I think most people playing in person right now are playing an SFG format. I would also guess that most people who play online right now are drafting.
Delicious Games on Draft
I’m here to recommend that folks try out drafting in person as well. You may or may not have all the models. It’s fine. Just meet up with your opponent or group, pool all the champs together, and have at it. If you’re not too squeamish about loaning your models to someone, it’s a blast. Godtear minis are durable. It’s fine.
Drafting is fun because it raises more specialized interactions and creates the potential for more champions to be desirable in a given game. This gives players more incentive to explore a wider range of champions to play. This is fun for me. Others seem to enjoy it as well.
Drafting for scenario (as one does for a fixed list tournament) means that more flexible champions become a focal point at the expense of more niche ones. Raith’Marid, Rangosh, Titus, and Finvarr will show up a lot because they are all versatile and effective.
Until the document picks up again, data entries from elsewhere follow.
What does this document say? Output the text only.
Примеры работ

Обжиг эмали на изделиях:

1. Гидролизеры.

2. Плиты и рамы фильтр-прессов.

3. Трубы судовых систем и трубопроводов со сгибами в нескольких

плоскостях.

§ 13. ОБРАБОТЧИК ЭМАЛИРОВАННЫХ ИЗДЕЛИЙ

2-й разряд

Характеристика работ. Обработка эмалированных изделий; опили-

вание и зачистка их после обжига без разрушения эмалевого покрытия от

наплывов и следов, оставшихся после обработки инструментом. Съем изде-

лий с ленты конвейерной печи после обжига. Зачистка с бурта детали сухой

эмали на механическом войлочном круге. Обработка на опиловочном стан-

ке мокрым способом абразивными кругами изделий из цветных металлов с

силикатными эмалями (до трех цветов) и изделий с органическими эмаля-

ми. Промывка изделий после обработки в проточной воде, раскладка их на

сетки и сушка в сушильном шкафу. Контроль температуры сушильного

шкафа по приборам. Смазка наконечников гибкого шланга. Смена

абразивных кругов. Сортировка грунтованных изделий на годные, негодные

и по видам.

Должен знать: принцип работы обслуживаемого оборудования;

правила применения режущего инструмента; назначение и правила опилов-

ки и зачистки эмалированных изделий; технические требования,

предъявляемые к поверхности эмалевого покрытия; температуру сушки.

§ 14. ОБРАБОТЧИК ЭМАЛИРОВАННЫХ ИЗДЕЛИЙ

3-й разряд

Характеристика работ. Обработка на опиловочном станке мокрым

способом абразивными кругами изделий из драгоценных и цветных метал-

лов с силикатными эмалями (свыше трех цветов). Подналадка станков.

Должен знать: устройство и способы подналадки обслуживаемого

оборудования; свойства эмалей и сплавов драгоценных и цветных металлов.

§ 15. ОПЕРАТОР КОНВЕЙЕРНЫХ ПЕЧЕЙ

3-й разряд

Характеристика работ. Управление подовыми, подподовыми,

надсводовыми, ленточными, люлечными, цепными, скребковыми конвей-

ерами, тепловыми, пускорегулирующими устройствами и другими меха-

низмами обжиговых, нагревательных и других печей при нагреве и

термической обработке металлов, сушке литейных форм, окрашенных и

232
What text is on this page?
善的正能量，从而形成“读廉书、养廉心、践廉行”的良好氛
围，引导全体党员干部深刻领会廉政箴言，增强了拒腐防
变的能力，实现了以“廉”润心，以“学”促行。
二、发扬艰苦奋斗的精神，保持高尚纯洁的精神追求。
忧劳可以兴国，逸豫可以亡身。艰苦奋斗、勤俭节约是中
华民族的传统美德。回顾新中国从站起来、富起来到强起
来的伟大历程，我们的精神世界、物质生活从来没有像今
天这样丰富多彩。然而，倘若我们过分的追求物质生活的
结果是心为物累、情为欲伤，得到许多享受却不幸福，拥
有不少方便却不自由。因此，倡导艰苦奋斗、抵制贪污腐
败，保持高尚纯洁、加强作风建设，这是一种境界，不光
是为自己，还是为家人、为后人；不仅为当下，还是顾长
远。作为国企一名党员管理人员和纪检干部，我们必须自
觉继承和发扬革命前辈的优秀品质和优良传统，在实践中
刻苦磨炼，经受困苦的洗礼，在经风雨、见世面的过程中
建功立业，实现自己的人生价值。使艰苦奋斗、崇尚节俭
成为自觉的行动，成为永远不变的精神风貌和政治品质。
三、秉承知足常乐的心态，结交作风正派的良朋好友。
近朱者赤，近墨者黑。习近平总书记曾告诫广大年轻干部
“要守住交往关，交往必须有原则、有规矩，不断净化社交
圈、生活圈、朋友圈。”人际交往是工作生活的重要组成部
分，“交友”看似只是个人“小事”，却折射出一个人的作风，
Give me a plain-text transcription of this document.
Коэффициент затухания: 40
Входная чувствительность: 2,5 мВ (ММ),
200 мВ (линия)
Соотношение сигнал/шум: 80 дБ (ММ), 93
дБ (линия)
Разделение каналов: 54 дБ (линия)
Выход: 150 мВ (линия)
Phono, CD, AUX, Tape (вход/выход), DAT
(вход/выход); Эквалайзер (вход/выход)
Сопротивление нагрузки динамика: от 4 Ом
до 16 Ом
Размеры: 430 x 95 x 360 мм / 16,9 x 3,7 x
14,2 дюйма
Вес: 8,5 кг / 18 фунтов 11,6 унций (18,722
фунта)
You might get cheeky and try to bring a list that counters the most flexible champions, but you cannot be sure which of them you’ll be running into in any given round, so this becomes a bit rough.
In a draft format, taking counter picks becomes much easier and, in fact, opens up a deep and interesting game of matchups. If someone takes Raith, Keera looks very good. If someone takes Rangosh, consider Halftusk or Peet. If someone takes Finvarr, consider Styx. If someone takes Titus… well… Rangosh. Rangosh is still good.
The point is, you will play with and against a wider range of champions. That’s cool, right?
Yeah, not everyone has every champion, but two player’s collections might make for a broad enough selection for drafting to be fun. Godtear is a relatively inexpensive miniatures game to to collect. If you have the interest, funds, and leisure time to show up for a game, you might have more than four models. A fun way to build a collection might be to occasionally buy champions from the store where you are playing as the desire to draft them arises. That’s the kind of thing that encourages stores to have Godtear nights and stuff.
Draft Formats
I have hosted several draft tournaments. We have tried a few permutations, but here is my personal favorite.
1. Randomly determine player 1 and player 2. Player 1 drafts first. The players alternate draft picks until each has five. No mirror matches.
2. After each player has five champions, player 1 bans one of player 2’s choices. Player 2 then bans one of player 1’s choices.
3. Players secretly choose the three champions they will play from their 4 remaining draftees. They reveal their choices simultaneously.
4. Player 1 goes first on turn 1 and begins normal deployment.
I like this format because it really mixes things up. Being Player 1 is a mixed blessing because player 2 gets to pick and deploy reactively. It feels balanced. The ban is nice because it serves as a check on a few champions being just a bit too troublesome and potentially unfun to play against in a particular situation. There are arguments for making this simpler and for making it more complex, but this is the sweet spot for me based on my experiences. I recommend trying it out.
Conclusion
There are arguments in favor of the SFG standard format. It has a low barrier to entry both in terms of models purchased and the range of models you need to learn to use. It’s also logistically easier to bring 4 champions than to bring your whole collection. I get it, but I think those tradeoffs are worth it for the variety and depth you get in drafts.
I have fun with SFG standard format, but I think it’s worth exploring other ways to play. The possibilities for formats are kind of endless. Limited, random draft pools might be fun. Pre-draft bans? More intricate drafts? Draft two lists and then assign them randomly? Go nuts.